Alain Connes' Dirac Propagator: Discrete noncommutative quotient nonlocal phase difference frequency

One playlist of Alain Connes that I made
2nd Playlist of Alain Connes - his "Music of Spheres" lectures
"In the noncommutative geometry, we don't have to take a square root, we add a square root which is the inverse of the Dirac Operator...The Dirac Operator is a mass and its inverse is a length. You send a wave from A to B and you look at the maximal shift of the wave with the condition that the wave doesn't vibrate to fast because the commutator is equal or less than 1.....The reason also why it can not commute with the coordinates. Imagine the line element [Fermion Propagator] commutes with the coordinates, because it's infinitesimal the coordinates have to take a specific value...It if is located somewhere what it means, if you want to measure something you have to go to this place and come back...Whereas the Dirac Propagator is not located anywhere and the price to pay is exactly that it does not commute with the coordinates."...
"That time is passing as a variable is not the right answer...when you take an observation at the quantum level - for instance the one slit experiment....you send an electron or photon through a tiny slit and after that slit it goes somewhere - there is a target...because it can't be reproduced."
"The fundamental variable is not in the passing of time but is in this noncommutativity.... it is this quantum uncertainty which is the source of the passing of time...the true origin of noncommutative geometry, ...which is the fact that noncommutativity creates time.... If you take purely imaginary time, this will be a switching of order from xy to yx....When you change the state...automorphisms which are never seen, because they are inner, because they are automatically there when you take the noncommutative algebra....
"The message is very very strong.
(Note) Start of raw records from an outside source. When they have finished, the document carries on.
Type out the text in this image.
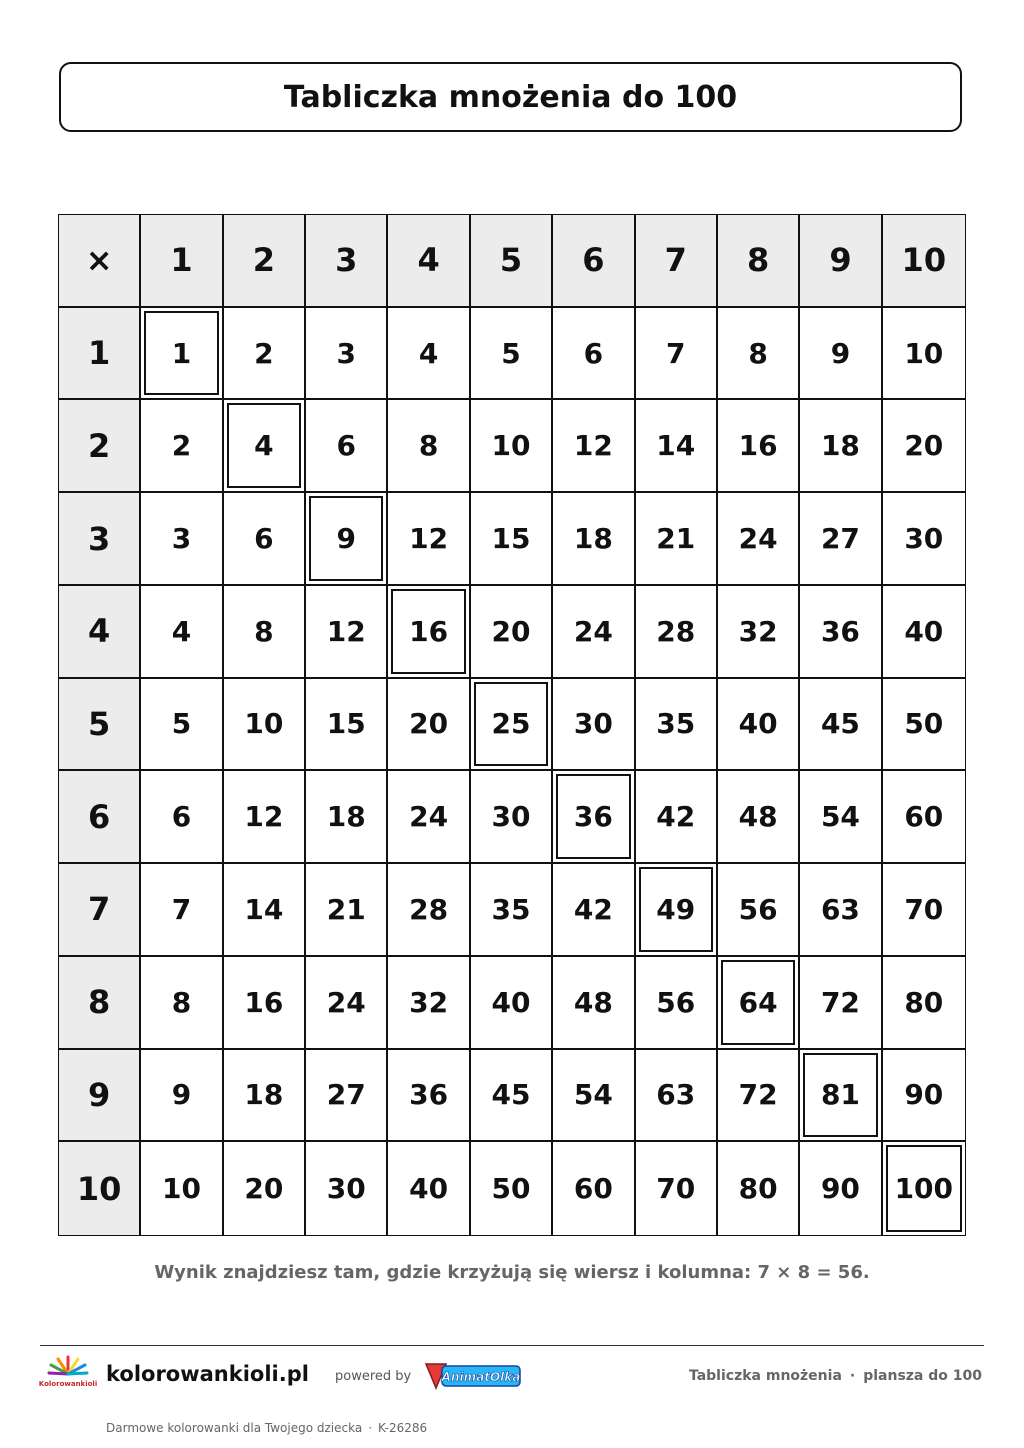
Tabliczka mnożenia do 100
×	1	2	3	4	5	6	7	8	9	10
1	1	2	3	4	5	6	7	8	9	10
2	2	4	6	8	10	12	14	16	18	20
3	3	6	9	12	15	18	21	24	27	30
4	4	8	12	16	20	24	28	32	36	40
5	5	10	15	20	25	30	35	40	45	50
6	6	12	18	24	30	36	42	48	54	60
7	7	14	21	28	35	42	49	56	63	70
8	8	16	24	32	40	48	56	64	72	80
9	9	18	27	36	45	54	63	72	81	90
10	10	20	30	40	50	60	70	80	90	100
Wynik znajdziesz tam, gdzie krzyżują się wiersz i kolumna: 7 × 8 = 56.
Kolorowankioli kolorowankioli.pl powered by	AnimatOlka	Tabliczka mnożenia · plansza do 100
Darmowe kolorowanki dla Twojego dziecka · K-26286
You don't limit a state. If you limit a state, this would be bad. .. It would not just be the algebra that gives you time. ...JUST the noncommutative algebra by itself generates its own time....The philosophical message tells you that time in fact can be a byproduct of noncommutativity. You don't need anything else. And it's related to quantum mechanics and it's related to what we know of Heisenberg evolution...It's supported by very precise physical equations. The philosophical message is much stronger. The philosophical message is much stronger, because of the coexistence of continuous and discrete that we are noncommutative. It's because of the noncommutativity that time emerges out of the group. Instead of trying to write things down in time, as we do normally. In fact we should start, there is a variability that is much more important than the passing of time and that's a variability that is constantly present by quantum mechanics. ...Every second that passes has an incredible amount of new variability which is unpredictable. I claim that this is why the clocks turn..."
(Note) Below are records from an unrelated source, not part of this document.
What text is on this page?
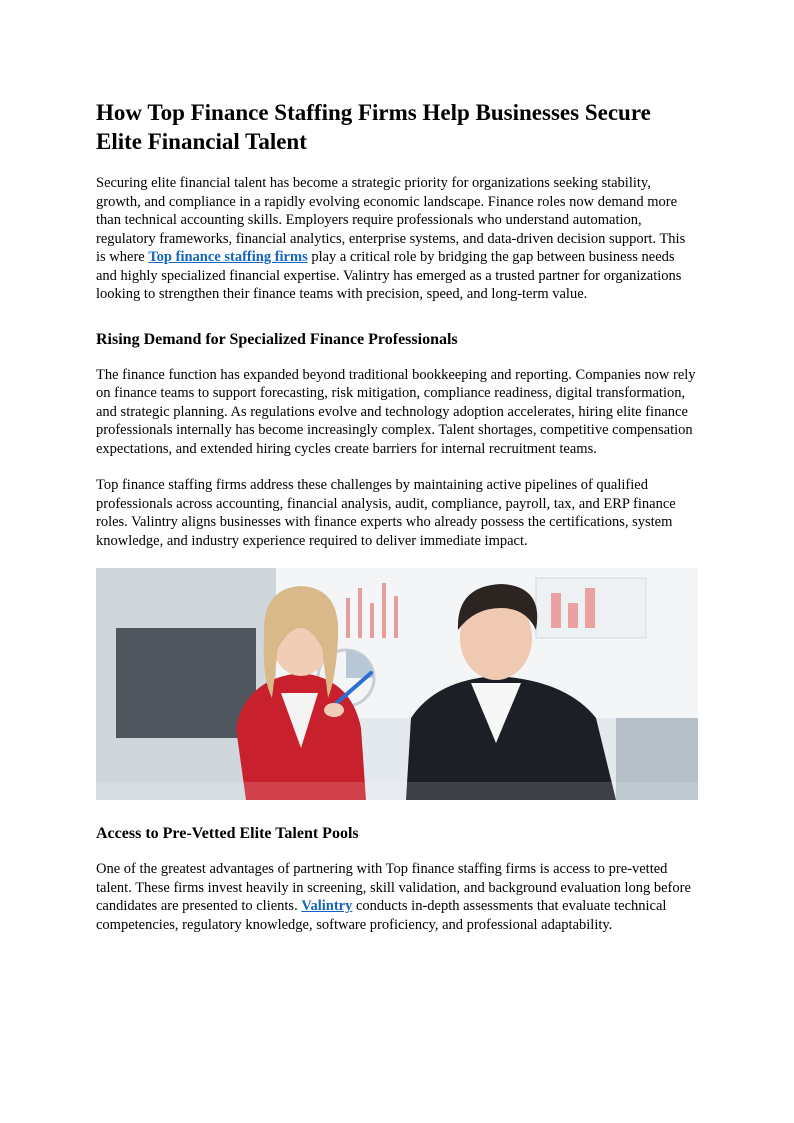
How Top Finance Staffing Firms Help Businesses Secure Elite Financial Talent

Securing elite financial talent has become a strategic priority for organizations seeking stability, growth, and compliance in a rapidly evolving economic landscape. Finance roles now demand more than technical accounting skills. Employers require professionals who understand automation, regulatory frameworks, financial analytics, enterprise systems, and data-driven decision support. This is where Top finance staffing firms play a critical role by bridging the gap between business needs and highly specialized financial expertise. Valintry has emerged as a trusted partner for organizations looking to strengthen their finance teams with precision, speed, and long-term value.

Rising Demand for Specialized Finance Professionals

The finance function has expanded beyond traditional bookkeeping and reporting. Companies now rely on finance teams to support forecasting, risk mitigation, compliance readiness, digital transformation, and strategic planning. As regulations evolve and technology adoption accelerates, hiring elite finance professionals internally has become increasingly complex. Talent shortages, competitive compensation expectations, and extended hiring cycles create barriers for internal recruitment teams.

Top finance staffing firms address these challenges by maintaining active pipelines of qualified professionals across accounting, financial analysis, audit, compliance, payroll, tax, and ERP finance roles. Valintry aligns businesses with finance experts who already possess the certifications, system knowledge, and industry experience required to deliver immediate impact.

Access to Pre-Vetted Elite Talent Pools

One of the greatest advantages of partnering with Top finance staffing firms is access to pre-vetted talent. These firms invest heavily in screening, skill validation, and background evaluation long before candidates are presented to clients. Valintry conducts in-depth assessments that evaluate technical competencies, regulatory knowledge, software proficiency, and professional adaptability.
Conférence faite à l'Académie Royale de Belgique. : La géométrie non commutative en physique et en théorie des nombres. 1. Introduction à la géométrie non commutative
A point is defined by the 2 x 2 matrices... that have an inner noncommutative transformation...as the noncommutative quotient.
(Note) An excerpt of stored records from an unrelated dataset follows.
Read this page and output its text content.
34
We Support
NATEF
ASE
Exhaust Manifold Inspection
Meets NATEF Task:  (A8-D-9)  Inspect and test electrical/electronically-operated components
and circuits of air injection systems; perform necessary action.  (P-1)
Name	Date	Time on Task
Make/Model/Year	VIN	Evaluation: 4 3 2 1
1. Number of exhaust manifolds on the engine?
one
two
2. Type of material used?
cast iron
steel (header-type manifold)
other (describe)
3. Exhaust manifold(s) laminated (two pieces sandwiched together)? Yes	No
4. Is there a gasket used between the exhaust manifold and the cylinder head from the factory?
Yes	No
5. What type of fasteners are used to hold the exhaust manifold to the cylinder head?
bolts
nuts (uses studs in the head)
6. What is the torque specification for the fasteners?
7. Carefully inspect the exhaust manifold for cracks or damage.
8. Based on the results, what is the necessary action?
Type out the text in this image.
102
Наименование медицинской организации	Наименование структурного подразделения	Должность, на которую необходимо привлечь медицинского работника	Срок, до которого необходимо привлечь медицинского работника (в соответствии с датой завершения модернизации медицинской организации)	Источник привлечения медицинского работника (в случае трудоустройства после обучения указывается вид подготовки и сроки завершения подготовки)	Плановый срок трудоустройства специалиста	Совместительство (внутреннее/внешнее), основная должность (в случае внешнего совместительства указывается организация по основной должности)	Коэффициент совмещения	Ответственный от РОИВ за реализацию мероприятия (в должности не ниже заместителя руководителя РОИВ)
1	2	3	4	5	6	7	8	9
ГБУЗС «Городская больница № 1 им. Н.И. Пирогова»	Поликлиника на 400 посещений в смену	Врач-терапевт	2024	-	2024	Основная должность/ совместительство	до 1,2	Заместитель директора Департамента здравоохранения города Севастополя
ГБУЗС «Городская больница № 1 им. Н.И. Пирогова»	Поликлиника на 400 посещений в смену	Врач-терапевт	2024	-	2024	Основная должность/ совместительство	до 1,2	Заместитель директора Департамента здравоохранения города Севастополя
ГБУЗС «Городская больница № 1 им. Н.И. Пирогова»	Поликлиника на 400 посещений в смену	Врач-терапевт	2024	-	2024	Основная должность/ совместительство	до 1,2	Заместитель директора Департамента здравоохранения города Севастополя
In many places in mathematics we are taking inductive limits defined by quotients. There are billions of examples of inductive limits in which the quotient set is not a good set - there are billions of examples...[the limit is a quotient]
the correct power of 2pi x i (imaginary) the total curvature is an integer. The irrational number disappears.
The Lagrange transform is actually a Fourier transform and you only get one eigenvalue (continuous).
inner endomorphism:
" In noncommutative geometry we have inner endormorphisms for any algebra..."
"When you use the power of noncommutativity you get the continuum and you get the continuum with all functions with Matrix values of the 2-sphere...Because the group is slightly noncommutative this group contains a subgroup of inner automorphisms....automatically, out of the noncommutativity, you get for free, the fact that you have to mix gauge transformations, together with gravity, just for free. I told you almost nothing...It feels like sometimes I feel like talking into the void....It just comes from pure thinking about this geometric problem and understanding that the noncommutativity is a virtue, it's not an inconvenience, it's not a problem. It's something that grants you, automatically, we things that you wouldn't have imagined at the start....The relevant geometry is springing out of the quantum. ...And it's springing out of the quantum...because noncommutative is not a problem, it's what we do al the time when we speak...we just have to think differently."